Après quelques secondes, j’ai averti mes frères d’armes à travers mon casque d’écoute. J’observais l’enfant courir à travers la foule avec son arme. Je me disais que s’il venait vers nous avec son arme, je n’aurais pas le choix de tirer. J’avais plein de pensées qui me traversaient l’esprit et j’étais perturbé.

Dois‑je mettre en jeu la vie de mes frères d’armes ou celle de l’enfant? Je ne savais plus quoi faire. Non, la vie des frères d’armes est primordiale. J’observais et j’essayais de distinguer si c’était un jouet ou une arme, sachant fort bien que les enfants n’ont pas de jouets, car ils ont de la misère à avoir des souliers.

Ouf! Finalement, j’ai réussi à découvrir que c’était un jouet.

Que serait-il arrivé si j’avais mentionné à un de mes collègues d’ouvrir le feu parce que l’enfant était armé?

J’aurais ordonné de tuer un enfant qui n’était même pas armé?

Que serait-il arrivé si un de mes collègues avait perdu la vie par ma négligence? Dans ce contexte, tout aurait pu se produire. Cet enfant aurait pu être la distraction idéale pour nous tous.

Cette vision, je la vois tous les jours. Tous les jours, elle m’envahit. Même qu’il n’y a pas très longtemps, j’entrais dans une épicerie et une fois arrivé dans le rayon des fruits et légumes, une image de ce vécu s’est superposée à l’image réelle.

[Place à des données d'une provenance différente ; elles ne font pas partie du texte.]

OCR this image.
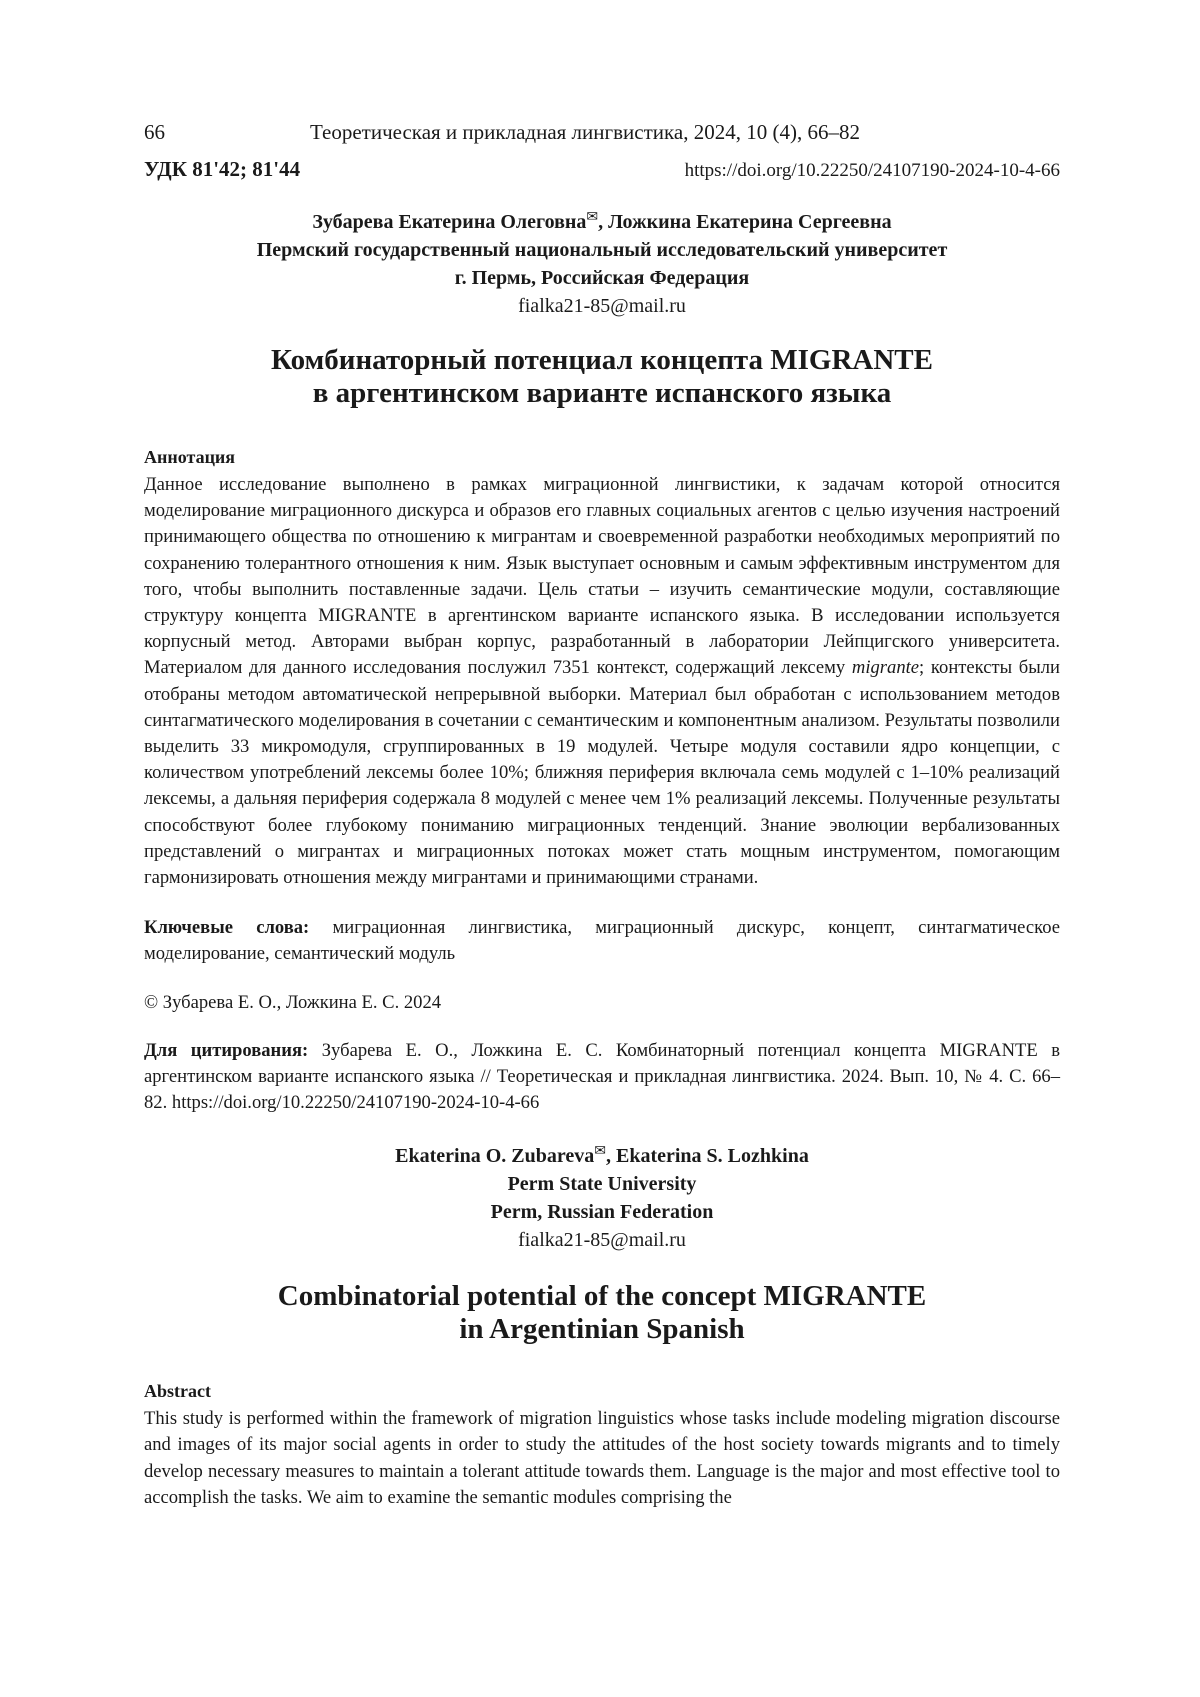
66	Теоретическая и прикладная лингвистика, 2024, 10 (4), 66–82
УДК 81'42; 81'44	https://doi.org/10.22250/24107190-2024-10-4-66
Зубарева Екатерина Олеговна✉, Ложкина Екатерина Сергеевна
Пермский государственный национальный исследовательский университет
г. Пермь, Российская Федерация
fialka21-85@mail.ru
Комбинаторный потенциал концепта MIGRANTE
в аргентинском варианте испанского языка
Аннотация

Данное исследование выполнено в рамках миграционной лингвистики, к задачам которой относится моделирование миграционного дискурса и образов его главных социальных агентов с целью изучения настроений принимающего общества по отношению к мигрантам и своевременной разработки необходимых мероприятий по сохранению толерантного отношения к ним. Язык выступает основным и самым эффективным инструментом для того, чтобы выполнить поставленные задачи. Цель статьи – изучить семантические модули, составляющие структуру концепта MIGRANTE в аргентинском варианте испанского языка. В исследовании используется корпусный метод. Авторами выбран корпус, разработанный в лаборатории Лейпцигского университета. Материалом для данного исследования послужил 7351 контекст, содержащий лексему migrante; контексты были отобраны методом автоматической непрерывной выборки. Материал был обработан с использованием методов синтагматического моделирования в сочетании с семантическим и компонентным анализом. Результаты позволили выделить 33 микромодуля, сгруппированных в 19 модулей. Четыре модуля составили ядро концепции, с количеством употреблений лексемы более 10%; ближняя периферия включала семь модулей с 1–10% реализаций лексемы, а дальняя периферия содержала 8 модулей с менее чем 1% реализаций лексемы. Полученные результаты способствуют более глубокому пониманию миграционных тенденций. Знание эволюции вербализованных представлений о мигрантах и миграционных потоках может стать мощным инструментом, помогающим гармонизировать отношения между мигрантами и принимающими странами.

Ключевые слова: миграционная лингвистика, миграционный дискурс, концепт, синтагматическое моделирование, семантический модуль
© Зубарева Е. О., Ложкина Е. С. 2024
Для цитирования: Зубарева Е. О., Ложкина Е. С. Комбинаторный потенциал концепта MIGRANTE в аргентинском варианте испанского языка // Теоретическая и прикладная лингвистика. 2024. Вып. 10, № 4. С. 66–82. https://doi.org/10.22250/24107190-2024-10-4-66
Ekaterina O. Zubareva✉, Ekaterina S. Lozhkina
Perm State University
Perm, Russian Federation
fialka21-85@mail.ru
Combinatorial potential of the concept MIGRANTE
in Argentinian Spanish
Abstract

This study is performed within the framework of migration linguistics whose tasks include modeling migration discourse and images of its major social agents in order to study the attitudes of the host society towards migrants and to timely develop necessary measures to maintain a tolerant attitude towards them. Language is the major and most effective tool to accomplish the tasks. We aim to examine the semantic modules comprising the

J’avais un flashback solide et réel de ce que j’avais vécu.

Normalement, mes flashbacks passent tellement vite que je ne peux pas les voir. C’est la supposition de ma psychologue. Et pour moi, cela est logique, car mon TSPT est sévère et mon stress est très intense. Je suis tellement stressé que j’ai de la misère à voir ce qui se passe. Par contre des fois, des images peuvent se superposer une par-dessus l’autre très clairement. C’est comme si je suis à Saint-Jean-sur-Richelieu et que soudainement, je me retrouve à Kabul en Afghanistan.

Pas évident je vous le dis, mais je dois vivre avec cela tous les jours.

Ces transpositions d’images, j’essaie de les éviter du mieux que je peux. Par exemple, quand je conduis, je vais emprunter des chemins moins achalandés. J’essaie toujours de trouver une solution pour diminuer mon stress.

Chaque jour est un combat.

Chaque instant est une victoire pour moi!

Et vous, qu’auriez-vous fait devant un enfant armé?